Lieder Andrade 09/04/2023
Síntese da Obra
O objetivo do livro é apontar as razões do mal-estar que existe na civilização. Inicialmente, é necessário ter o entendimento da análise antropológica que Freud apresenta (de forma alegórica) sobre o surgimento da civilização. Ele argumenta que, no início da humanidade, a vida em grupos pequenos era dominada por impulsos agressivos e sexuais, e que a sobrevivência do grupo dependia de uma figura masculina forte, que seria o líder e o protetor do grupo. No entanto, com o tempo, essa figura masculina começou a ser vista como um obstáculo para a liberdade e o desejo sexual das mulheres e dos filhos, e o grupo começou a desejar sua morte.
Assim, Freud sugere que, em um momento crucial da evolução humana, os irmãos se uniram para matar o pai e assumir o poder do grupo. Esse ato teria criado uma nova ordem social, em que os irmãos, agora líderes, estabeleceram regras e leis que reprimiam a agressão e o desejo sexual indiscriminado. Dessa forma, a sociedade teria surgido a partir da repressão dos instintos mais primitivos e da criação de leis e normas que limitam o comportamento humano pelo bem comum – o uso da civilização é tornar a convivência social harmônica por meio do controle dos impulsos primitivos, da agressividade e da sexualidade.
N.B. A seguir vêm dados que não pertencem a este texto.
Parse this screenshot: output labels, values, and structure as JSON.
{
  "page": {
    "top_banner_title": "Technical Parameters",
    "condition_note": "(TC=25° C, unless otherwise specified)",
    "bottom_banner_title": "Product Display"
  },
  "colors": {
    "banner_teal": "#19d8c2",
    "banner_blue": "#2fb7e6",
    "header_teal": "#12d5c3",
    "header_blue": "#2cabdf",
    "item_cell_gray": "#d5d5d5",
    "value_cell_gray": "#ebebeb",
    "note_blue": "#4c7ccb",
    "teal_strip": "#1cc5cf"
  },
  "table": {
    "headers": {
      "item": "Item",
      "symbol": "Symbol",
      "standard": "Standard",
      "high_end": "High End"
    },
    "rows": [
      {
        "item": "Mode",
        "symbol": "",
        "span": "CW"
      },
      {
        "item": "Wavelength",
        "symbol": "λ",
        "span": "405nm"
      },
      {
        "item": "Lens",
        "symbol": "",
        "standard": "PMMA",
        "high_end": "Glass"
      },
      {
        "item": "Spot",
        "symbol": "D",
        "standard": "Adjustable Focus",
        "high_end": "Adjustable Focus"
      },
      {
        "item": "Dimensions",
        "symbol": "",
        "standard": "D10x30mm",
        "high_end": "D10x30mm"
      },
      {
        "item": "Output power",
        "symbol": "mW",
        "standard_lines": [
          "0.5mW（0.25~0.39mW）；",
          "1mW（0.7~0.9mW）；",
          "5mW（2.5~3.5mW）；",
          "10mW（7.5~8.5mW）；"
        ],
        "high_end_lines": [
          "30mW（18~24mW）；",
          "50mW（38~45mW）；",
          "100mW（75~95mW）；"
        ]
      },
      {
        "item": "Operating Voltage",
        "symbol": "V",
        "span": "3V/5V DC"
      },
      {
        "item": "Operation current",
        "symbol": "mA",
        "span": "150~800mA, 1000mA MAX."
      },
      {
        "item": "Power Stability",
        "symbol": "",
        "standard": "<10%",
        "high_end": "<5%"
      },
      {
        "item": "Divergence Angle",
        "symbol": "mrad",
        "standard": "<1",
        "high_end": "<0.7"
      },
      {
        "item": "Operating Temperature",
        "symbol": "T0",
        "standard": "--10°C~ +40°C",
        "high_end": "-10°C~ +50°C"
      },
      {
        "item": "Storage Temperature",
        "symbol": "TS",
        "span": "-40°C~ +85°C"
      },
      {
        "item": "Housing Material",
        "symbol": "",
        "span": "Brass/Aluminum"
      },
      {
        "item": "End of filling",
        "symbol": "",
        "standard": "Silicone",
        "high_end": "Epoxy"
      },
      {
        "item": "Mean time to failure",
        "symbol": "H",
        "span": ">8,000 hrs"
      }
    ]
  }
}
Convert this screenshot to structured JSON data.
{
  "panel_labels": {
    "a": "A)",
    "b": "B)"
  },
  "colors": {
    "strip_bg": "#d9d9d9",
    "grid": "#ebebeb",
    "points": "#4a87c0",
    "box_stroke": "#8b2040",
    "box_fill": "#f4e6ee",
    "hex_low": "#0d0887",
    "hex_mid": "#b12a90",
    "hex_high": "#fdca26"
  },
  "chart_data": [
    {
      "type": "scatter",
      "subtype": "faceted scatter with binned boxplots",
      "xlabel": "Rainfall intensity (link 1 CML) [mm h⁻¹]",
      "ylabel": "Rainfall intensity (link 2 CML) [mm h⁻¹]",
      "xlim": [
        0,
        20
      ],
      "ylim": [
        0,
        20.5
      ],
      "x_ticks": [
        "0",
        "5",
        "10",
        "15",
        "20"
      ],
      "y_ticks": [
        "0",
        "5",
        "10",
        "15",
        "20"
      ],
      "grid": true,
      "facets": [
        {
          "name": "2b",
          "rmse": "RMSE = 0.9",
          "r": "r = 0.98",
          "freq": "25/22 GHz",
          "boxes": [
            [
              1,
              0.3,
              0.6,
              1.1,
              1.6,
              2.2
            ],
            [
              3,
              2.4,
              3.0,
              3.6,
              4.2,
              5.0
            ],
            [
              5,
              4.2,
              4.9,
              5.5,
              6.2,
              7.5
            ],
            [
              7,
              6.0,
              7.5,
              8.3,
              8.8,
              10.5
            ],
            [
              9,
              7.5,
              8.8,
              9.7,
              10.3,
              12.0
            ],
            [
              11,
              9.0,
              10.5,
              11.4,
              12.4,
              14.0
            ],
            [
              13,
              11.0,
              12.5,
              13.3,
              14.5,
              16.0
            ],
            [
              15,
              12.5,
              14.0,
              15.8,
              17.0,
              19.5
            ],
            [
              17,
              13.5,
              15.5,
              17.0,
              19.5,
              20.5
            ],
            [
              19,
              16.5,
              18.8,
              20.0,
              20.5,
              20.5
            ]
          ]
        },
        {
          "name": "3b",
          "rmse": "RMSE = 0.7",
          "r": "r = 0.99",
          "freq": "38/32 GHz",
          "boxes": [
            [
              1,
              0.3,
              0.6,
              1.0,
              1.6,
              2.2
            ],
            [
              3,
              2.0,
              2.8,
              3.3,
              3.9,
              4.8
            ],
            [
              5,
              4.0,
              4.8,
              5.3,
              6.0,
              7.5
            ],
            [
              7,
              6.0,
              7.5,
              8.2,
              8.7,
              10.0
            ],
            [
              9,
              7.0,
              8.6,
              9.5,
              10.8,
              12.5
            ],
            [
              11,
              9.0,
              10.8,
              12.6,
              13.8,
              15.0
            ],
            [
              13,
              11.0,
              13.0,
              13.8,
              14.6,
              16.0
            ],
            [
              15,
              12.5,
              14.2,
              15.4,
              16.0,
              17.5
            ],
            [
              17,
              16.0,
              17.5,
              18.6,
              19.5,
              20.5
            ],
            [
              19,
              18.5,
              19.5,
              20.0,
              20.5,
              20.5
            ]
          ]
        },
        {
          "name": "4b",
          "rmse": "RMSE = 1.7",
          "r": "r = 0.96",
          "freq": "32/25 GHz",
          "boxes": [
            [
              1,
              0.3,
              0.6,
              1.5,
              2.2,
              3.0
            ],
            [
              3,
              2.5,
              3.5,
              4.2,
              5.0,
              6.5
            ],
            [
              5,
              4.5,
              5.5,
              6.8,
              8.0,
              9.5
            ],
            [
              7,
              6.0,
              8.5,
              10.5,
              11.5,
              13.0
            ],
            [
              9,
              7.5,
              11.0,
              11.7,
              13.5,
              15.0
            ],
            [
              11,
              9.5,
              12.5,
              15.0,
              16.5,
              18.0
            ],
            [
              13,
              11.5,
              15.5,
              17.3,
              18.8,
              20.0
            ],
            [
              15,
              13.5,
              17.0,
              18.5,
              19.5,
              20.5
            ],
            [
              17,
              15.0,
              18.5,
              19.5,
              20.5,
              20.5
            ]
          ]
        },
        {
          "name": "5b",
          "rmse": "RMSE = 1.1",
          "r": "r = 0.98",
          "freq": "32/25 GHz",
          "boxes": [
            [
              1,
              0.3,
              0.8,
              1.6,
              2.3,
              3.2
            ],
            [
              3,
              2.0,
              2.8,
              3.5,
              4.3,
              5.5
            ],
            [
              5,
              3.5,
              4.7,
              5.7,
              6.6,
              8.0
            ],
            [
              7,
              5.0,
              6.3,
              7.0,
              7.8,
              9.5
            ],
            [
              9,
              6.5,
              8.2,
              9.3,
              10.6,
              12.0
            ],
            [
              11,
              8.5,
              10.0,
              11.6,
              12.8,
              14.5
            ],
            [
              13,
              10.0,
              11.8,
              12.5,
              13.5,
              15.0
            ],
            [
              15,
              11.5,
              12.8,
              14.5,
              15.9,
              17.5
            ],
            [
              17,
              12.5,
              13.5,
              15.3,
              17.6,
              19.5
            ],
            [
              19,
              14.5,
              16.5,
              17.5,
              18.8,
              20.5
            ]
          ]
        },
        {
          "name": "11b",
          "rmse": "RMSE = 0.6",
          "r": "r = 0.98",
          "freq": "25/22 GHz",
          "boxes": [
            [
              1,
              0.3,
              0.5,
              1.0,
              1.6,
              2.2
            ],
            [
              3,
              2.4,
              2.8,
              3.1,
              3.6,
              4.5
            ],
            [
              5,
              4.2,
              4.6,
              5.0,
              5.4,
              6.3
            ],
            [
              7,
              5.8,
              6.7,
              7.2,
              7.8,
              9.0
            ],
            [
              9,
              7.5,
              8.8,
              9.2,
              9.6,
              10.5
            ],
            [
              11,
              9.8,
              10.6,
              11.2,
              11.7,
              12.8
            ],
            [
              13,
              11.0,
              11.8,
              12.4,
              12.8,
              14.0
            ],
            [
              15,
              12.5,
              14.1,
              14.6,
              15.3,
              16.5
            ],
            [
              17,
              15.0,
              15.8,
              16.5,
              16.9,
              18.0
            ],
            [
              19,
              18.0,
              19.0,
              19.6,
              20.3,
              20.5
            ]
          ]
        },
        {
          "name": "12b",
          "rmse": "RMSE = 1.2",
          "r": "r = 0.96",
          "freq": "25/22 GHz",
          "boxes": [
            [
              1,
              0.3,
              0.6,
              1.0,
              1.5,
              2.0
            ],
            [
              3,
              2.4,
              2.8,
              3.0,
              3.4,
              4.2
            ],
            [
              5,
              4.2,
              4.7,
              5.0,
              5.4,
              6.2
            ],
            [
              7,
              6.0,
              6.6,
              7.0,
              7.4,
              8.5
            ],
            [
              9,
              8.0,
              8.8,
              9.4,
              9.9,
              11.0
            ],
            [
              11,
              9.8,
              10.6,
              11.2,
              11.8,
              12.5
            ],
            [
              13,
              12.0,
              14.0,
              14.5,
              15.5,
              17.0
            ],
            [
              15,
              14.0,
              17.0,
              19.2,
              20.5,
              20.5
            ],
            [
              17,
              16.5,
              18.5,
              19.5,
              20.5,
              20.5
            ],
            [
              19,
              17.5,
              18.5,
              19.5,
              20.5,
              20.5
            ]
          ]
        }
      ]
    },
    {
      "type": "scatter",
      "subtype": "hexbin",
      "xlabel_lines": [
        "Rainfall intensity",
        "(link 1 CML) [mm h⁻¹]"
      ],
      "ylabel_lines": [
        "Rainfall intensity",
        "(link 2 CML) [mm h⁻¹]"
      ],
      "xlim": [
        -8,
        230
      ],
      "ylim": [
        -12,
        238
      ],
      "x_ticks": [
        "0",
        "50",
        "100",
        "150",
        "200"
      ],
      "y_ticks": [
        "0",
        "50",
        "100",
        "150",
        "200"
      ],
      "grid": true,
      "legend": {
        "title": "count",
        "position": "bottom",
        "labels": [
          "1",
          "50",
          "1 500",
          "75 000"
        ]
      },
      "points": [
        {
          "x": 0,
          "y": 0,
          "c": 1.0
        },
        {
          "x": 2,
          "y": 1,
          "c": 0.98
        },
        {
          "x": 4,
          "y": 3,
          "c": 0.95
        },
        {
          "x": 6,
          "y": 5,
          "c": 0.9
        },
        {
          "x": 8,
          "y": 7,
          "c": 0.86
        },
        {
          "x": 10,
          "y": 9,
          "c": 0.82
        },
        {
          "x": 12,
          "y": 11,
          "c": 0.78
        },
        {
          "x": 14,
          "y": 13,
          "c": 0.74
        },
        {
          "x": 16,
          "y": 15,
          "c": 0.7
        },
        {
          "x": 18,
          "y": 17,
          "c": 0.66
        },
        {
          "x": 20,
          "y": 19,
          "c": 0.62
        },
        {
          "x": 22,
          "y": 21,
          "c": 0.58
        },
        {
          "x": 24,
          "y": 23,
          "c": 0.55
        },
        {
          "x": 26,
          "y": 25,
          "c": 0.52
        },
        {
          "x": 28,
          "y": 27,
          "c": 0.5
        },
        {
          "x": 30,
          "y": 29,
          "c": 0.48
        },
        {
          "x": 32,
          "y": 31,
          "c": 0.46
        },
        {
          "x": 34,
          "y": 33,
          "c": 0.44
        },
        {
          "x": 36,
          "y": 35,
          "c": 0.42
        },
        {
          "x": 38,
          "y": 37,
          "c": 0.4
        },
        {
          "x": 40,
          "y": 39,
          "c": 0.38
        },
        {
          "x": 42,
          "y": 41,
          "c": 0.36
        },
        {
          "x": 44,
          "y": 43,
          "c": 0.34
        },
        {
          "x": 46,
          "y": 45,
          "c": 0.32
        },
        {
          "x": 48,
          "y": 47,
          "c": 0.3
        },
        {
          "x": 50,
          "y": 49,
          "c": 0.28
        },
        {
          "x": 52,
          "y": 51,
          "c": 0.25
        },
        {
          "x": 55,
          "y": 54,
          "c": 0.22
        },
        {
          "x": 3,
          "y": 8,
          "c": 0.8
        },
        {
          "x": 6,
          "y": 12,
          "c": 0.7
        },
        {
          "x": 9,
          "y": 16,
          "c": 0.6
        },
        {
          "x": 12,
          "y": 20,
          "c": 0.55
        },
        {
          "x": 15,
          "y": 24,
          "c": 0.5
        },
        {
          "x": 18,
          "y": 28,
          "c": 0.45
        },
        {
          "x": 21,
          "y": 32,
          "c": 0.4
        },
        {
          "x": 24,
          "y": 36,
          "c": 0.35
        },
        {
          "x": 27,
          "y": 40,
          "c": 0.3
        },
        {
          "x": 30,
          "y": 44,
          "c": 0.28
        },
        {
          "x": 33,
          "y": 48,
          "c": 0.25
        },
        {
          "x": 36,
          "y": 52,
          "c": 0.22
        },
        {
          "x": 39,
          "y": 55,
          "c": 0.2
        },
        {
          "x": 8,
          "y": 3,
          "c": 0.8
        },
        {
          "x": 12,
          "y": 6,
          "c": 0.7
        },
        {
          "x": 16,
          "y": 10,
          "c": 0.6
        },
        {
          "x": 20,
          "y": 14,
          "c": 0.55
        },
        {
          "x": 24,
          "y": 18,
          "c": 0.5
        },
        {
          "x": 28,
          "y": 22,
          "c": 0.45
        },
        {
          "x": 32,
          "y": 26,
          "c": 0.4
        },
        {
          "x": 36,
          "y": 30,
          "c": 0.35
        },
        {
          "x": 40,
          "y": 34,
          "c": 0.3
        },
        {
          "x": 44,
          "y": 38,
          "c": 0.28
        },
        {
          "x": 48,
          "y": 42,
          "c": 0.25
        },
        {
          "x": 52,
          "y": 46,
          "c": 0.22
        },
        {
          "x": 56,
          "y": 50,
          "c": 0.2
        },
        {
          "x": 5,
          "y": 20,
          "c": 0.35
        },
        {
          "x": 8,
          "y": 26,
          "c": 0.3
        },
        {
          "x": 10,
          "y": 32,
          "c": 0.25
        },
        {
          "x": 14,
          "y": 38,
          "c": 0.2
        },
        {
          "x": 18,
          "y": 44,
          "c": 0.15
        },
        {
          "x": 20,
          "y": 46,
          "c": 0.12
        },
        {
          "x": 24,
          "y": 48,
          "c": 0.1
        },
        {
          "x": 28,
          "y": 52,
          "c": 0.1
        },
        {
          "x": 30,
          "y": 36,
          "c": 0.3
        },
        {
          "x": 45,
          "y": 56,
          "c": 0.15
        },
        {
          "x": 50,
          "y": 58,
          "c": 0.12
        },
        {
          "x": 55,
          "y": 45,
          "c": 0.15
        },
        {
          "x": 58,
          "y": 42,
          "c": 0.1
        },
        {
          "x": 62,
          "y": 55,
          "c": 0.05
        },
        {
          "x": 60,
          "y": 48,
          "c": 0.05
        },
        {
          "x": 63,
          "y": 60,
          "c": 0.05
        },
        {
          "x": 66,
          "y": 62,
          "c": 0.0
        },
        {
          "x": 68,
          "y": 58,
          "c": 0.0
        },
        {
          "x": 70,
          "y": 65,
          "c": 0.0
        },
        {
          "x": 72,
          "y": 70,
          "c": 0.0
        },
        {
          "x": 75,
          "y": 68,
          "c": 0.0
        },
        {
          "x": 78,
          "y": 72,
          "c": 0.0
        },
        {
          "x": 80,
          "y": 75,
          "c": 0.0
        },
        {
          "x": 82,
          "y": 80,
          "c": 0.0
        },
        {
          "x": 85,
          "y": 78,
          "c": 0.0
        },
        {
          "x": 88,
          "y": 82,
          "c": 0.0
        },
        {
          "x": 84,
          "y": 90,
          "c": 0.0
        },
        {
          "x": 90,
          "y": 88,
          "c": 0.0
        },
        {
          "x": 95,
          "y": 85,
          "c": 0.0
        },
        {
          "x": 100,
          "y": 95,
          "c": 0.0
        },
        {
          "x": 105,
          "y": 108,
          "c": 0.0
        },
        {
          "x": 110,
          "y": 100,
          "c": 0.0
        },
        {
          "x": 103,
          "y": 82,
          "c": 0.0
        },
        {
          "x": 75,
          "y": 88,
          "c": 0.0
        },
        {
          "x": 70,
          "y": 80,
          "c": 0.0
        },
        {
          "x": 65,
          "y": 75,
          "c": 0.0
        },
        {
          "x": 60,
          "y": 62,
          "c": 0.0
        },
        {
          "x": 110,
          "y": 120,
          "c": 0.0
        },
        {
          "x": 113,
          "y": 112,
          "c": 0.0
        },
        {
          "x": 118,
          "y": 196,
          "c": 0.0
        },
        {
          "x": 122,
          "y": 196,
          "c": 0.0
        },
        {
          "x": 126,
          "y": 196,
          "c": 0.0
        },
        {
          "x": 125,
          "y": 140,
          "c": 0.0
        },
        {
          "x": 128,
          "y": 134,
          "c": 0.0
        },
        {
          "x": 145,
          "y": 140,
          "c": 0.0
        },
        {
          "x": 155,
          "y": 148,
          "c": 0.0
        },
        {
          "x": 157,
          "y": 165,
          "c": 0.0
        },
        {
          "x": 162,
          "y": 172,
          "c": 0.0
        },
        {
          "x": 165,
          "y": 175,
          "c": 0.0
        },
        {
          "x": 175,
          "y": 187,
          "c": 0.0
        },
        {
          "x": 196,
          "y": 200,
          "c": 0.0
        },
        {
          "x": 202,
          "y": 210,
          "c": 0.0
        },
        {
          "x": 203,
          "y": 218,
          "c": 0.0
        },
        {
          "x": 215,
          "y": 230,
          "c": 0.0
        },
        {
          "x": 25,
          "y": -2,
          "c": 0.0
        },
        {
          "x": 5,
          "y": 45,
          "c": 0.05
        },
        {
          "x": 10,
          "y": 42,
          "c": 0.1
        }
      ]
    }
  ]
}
Após analisar o surgimento da civilização, a base do livro surge quando Freud argumenta que essa repressão afeta diretamente a psique do indivíduo, causando o mal-estar que permeia a sociedade. Nesse contexto, é fundamental compreender a abstração da psique do indivíduo que Freud realiza, incluindo os conceitos de Id, Eu, Super-eu, Eros e Thanatos, fundamentais para sua teoria psicanalítica.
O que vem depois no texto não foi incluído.